Scientists from Japan, Russia and America recently made all science textbooks obsolete when the four new elements they discovered were officially added to the periodic table, completing the 7th period of the table of elements. The first elements added to the table since 2011 were verified by the U.S.-based International Union of Pure and Applied Chemistry (IUPAC), the global organization responsible for governing chemical nomenclature, terminology and measurement.
In a press release from December 30, 2015, IUPAC said that it has “reviewed the relevant literature for elements 113, 115, 117, and 118 and has determined that the claims for discovery of these elements have been fulfilled, in accordance with the criteria for the discovery of elements of the IUPAP/IUPAC Transfermium Working Group (TWG) 1991 discovery criteria. These elements complete the 7th row of the periodic table of the elements, and the discoverers from Japan, Russia and the USA will now be invited to suggest permanent names and symbols.”
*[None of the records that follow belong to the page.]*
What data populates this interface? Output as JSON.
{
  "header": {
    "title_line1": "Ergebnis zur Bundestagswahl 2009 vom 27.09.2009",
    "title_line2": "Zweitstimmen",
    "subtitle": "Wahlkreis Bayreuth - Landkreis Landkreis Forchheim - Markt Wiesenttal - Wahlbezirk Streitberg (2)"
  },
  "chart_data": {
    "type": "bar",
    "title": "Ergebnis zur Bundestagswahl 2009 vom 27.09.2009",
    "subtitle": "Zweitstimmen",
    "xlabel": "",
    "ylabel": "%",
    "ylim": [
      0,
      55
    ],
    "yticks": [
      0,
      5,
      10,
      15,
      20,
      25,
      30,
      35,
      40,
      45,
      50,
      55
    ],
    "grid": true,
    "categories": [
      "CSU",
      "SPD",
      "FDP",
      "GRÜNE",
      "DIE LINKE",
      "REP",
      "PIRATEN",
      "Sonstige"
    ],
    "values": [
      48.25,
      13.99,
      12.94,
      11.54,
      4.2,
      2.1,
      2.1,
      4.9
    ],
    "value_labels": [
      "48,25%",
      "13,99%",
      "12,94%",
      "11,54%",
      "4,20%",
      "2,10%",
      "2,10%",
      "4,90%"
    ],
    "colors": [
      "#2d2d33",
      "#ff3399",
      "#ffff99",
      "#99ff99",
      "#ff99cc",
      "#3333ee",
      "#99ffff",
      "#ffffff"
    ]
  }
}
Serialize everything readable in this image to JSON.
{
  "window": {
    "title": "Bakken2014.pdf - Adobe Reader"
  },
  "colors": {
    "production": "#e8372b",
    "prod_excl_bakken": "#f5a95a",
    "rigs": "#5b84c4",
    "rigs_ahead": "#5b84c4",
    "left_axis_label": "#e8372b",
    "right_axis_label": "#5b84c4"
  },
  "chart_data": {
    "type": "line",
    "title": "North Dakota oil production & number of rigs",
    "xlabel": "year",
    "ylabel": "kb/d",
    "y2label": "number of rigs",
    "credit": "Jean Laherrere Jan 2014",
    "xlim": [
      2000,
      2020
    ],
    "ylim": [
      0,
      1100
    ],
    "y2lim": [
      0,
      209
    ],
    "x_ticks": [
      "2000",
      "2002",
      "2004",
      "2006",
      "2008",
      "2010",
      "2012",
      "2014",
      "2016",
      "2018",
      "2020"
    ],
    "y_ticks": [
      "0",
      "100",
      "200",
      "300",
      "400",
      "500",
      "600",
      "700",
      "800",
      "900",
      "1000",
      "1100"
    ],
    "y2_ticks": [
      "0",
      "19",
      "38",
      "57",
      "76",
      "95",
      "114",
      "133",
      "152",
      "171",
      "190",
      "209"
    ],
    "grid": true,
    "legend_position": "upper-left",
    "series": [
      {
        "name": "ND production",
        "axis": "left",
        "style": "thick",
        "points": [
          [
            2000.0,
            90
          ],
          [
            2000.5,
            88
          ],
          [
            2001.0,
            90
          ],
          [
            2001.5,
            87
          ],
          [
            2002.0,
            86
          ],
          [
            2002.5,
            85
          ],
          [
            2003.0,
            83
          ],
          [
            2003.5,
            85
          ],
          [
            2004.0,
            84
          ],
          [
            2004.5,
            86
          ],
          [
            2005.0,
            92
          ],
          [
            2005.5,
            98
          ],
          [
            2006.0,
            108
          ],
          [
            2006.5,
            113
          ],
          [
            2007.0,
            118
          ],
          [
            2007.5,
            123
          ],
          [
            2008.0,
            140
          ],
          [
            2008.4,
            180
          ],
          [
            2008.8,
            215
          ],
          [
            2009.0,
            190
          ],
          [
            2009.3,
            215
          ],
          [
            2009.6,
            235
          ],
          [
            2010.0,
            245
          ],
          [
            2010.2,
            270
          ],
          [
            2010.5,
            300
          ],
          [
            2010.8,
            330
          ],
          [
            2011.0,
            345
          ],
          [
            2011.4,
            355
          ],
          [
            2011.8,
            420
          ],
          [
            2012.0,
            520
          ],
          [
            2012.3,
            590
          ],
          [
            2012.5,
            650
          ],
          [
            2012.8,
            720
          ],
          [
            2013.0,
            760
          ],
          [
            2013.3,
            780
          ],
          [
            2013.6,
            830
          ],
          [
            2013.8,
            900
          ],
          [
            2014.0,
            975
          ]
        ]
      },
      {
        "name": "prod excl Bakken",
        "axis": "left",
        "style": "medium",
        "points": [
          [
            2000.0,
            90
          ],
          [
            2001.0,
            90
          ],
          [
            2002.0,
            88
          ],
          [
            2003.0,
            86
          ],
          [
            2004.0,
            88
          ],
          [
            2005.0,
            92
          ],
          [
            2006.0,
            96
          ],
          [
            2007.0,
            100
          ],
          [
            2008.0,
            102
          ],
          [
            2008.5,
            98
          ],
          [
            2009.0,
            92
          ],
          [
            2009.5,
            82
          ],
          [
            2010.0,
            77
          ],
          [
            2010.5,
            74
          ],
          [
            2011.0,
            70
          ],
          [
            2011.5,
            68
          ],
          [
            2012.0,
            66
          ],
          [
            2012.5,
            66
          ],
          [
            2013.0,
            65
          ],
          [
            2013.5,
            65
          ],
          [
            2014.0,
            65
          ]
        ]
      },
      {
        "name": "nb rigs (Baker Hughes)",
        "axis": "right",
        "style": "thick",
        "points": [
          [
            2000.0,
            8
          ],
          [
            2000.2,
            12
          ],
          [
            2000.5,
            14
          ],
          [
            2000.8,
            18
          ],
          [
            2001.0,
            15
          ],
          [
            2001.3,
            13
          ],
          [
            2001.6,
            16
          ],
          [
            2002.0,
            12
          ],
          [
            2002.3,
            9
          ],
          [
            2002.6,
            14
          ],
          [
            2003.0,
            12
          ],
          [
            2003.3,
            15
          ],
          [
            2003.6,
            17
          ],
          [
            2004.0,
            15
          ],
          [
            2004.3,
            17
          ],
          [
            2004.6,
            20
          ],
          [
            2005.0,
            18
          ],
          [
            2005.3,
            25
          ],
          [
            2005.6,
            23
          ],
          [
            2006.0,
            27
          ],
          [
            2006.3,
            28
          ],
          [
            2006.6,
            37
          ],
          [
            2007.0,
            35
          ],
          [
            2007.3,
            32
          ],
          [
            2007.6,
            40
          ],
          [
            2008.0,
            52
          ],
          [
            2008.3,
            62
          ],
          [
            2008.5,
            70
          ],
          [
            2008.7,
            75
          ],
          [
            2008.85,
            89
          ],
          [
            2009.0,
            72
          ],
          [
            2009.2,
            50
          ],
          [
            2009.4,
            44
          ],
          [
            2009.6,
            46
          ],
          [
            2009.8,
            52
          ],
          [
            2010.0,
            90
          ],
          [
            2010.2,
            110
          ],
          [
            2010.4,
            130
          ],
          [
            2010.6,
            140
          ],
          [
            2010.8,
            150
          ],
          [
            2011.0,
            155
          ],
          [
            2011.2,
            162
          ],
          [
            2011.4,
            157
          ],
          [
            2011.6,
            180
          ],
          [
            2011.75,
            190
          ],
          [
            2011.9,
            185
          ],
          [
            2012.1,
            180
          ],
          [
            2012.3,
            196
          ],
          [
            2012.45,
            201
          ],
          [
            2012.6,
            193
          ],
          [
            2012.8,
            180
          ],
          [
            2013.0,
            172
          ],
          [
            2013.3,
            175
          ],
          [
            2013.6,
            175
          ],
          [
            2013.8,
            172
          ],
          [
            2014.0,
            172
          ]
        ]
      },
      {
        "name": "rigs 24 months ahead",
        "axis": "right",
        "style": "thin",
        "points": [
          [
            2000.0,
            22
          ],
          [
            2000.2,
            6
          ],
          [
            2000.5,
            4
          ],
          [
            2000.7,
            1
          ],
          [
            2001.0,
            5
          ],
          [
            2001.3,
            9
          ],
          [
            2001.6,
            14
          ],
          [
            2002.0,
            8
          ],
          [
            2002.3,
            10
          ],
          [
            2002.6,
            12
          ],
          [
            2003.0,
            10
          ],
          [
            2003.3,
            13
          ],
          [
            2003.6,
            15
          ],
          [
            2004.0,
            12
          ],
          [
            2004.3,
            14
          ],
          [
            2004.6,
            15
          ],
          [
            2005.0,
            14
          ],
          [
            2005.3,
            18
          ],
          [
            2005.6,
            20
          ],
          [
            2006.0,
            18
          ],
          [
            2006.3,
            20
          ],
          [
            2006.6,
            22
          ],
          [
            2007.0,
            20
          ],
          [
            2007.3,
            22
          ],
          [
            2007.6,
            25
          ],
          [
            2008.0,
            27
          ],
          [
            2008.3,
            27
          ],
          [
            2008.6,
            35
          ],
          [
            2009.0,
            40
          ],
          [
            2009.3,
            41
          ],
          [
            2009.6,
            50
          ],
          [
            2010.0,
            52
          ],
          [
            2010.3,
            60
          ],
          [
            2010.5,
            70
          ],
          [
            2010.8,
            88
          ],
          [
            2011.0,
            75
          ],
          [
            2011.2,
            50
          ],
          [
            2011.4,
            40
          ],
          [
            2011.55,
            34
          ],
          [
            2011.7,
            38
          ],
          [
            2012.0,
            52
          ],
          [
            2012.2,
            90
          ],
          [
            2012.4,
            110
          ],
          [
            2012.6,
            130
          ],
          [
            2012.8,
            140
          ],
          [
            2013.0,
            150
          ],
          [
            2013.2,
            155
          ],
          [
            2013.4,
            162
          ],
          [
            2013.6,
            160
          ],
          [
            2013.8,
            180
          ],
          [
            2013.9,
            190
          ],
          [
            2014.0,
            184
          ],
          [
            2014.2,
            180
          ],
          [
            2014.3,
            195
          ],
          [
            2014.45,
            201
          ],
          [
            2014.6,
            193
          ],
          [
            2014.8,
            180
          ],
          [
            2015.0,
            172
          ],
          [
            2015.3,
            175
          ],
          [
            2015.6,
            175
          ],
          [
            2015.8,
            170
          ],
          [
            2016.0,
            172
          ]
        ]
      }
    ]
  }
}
Element 113 or ununtrium, Uut was discovered by the RIKEN collaboration team in Japan while elements 115 (ununpentium, Uup), 117 (ununseptium, Uus) and 118 (ununoctium, Uuo) were credited to the collaboration between the Joint Institute for Nuclear Research in Dubna, Russia; Lawrence Livermore National Laboratory, California, USA; and Oak Ridge National Laboratory, Oak Ridge, Tennessee.
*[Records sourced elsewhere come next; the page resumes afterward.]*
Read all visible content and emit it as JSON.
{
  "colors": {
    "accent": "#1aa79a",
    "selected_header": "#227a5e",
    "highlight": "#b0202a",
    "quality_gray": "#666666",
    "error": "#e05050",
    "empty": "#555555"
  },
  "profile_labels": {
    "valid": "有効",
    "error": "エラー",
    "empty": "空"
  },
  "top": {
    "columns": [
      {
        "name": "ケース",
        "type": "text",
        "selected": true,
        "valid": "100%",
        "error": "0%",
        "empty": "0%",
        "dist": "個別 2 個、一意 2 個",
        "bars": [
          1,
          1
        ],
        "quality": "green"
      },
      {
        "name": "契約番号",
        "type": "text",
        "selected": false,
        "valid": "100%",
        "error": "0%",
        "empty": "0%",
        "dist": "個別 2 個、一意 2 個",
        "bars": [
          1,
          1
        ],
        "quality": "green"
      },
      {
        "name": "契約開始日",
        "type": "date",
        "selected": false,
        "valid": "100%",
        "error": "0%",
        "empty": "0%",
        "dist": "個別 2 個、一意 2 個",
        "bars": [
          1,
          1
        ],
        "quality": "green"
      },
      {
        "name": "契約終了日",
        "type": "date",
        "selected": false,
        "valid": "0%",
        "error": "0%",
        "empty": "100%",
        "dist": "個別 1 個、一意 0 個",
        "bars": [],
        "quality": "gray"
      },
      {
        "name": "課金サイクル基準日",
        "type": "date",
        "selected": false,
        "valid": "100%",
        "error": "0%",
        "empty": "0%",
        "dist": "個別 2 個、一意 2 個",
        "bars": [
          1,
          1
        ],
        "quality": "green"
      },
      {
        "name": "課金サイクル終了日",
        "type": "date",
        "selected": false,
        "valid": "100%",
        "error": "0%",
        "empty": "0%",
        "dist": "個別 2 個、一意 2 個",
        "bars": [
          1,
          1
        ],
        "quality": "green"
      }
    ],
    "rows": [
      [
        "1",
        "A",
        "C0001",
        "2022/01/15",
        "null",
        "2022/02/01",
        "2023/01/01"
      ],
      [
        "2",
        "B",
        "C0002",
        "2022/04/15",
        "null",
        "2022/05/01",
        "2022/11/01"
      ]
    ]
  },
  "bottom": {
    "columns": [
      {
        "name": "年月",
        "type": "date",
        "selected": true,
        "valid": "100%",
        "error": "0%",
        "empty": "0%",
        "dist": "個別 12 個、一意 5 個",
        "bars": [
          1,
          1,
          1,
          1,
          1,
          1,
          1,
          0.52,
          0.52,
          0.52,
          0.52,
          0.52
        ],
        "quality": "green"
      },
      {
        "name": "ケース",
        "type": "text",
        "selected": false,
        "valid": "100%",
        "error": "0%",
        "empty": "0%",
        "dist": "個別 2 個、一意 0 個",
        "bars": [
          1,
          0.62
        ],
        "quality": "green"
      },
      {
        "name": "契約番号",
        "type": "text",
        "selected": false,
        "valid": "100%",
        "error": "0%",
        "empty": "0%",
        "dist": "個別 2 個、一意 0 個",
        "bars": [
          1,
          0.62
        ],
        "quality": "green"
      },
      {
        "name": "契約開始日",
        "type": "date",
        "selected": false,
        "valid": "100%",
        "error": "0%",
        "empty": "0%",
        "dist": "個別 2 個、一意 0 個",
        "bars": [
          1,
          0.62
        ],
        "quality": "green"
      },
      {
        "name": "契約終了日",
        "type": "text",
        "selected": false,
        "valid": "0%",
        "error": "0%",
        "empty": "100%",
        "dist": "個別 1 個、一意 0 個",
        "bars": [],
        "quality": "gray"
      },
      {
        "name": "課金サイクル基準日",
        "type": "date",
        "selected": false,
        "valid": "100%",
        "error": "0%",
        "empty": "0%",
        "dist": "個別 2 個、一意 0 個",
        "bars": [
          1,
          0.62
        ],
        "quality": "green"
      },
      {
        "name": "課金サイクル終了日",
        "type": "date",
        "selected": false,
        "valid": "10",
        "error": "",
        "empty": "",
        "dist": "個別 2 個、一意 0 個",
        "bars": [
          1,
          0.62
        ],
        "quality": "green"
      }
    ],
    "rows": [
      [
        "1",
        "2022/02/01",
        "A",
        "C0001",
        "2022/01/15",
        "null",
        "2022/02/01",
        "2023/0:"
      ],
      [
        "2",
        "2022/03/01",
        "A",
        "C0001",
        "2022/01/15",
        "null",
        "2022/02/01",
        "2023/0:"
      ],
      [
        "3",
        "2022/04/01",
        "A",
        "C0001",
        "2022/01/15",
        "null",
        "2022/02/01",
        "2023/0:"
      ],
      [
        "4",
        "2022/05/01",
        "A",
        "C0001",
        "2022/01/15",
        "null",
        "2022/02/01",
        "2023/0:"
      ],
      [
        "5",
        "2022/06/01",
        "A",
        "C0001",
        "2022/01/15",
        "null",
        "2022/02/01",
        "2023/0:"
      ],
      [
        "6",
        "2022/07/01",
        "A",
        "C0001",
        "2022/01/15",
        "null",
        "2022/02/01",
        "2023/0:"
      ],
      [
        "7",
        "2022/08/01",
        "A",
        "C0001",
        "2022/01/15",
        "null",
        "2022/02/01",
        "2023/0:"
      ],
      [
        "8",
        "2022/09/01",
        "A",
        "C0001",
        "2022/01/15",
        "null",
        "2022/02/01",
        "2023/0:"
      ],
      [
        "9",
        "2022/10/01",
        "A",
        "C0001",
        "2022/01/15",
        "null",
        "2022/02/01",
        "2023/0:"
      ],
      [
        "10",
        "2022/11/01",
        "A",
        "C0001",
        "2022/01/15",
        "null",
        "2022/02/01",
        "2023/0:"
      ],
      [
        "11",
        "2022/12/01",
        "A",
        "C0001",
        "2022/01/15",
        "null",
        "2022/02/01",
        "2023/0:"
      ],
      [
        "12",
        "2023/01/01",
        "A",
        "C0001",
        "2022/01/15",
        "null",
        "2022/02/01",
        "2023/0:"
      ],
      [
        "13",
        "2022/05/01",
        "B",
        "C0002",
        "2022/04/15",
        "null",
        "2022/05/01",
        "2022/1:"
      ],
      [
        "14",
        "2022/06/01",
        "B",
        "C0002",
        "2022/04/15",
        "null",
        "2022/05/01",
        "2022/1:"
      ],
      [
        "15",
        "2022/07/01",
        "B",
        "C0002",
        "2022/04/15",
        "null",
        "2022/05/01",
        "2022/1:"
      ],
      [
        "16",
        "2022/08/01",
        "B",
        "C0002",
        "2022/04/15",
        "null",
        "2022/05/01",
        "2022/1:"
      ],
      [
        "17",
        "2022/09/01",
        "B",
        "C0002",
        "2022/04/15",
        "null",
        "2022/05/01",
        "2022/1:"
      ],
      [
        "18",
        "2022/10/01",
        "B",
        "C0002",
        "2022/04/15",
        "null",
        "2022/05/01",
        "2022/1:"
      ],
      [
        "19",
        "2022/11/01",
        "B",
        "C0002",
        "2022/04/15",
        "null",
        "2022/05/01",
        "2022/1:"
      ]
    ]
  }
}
Elements can be named for the scientist that discovered them or after a mineral, place, country and mythological concept. The four elements that completed the 7th row are all man-made elements, “discovered by slamming lighter-nuclei into each other and tracking the following decay of the radioactive superheavy elements. The superheavey elements only exist for a fraction of a second before they decay into other elements.
RIKEN President Ryoji Noyori suggested that credit for an element “is of greater value than an Olympic gold medal.”
Mark Cesa, president of IUPAC from 2014-15, said in The Chicago Tribune, "Filling in the seventh row of the periodic table is a great big deal to us chemists because it expands what we know about nature; these new elements really do exist. It tells us that even more new elements may be possible."
While Cesa, scientist and teachers are excited for the discovery and the completion of the table, science students everywhere may have just let out a collective sigh knowing that they have four more elements to memorize.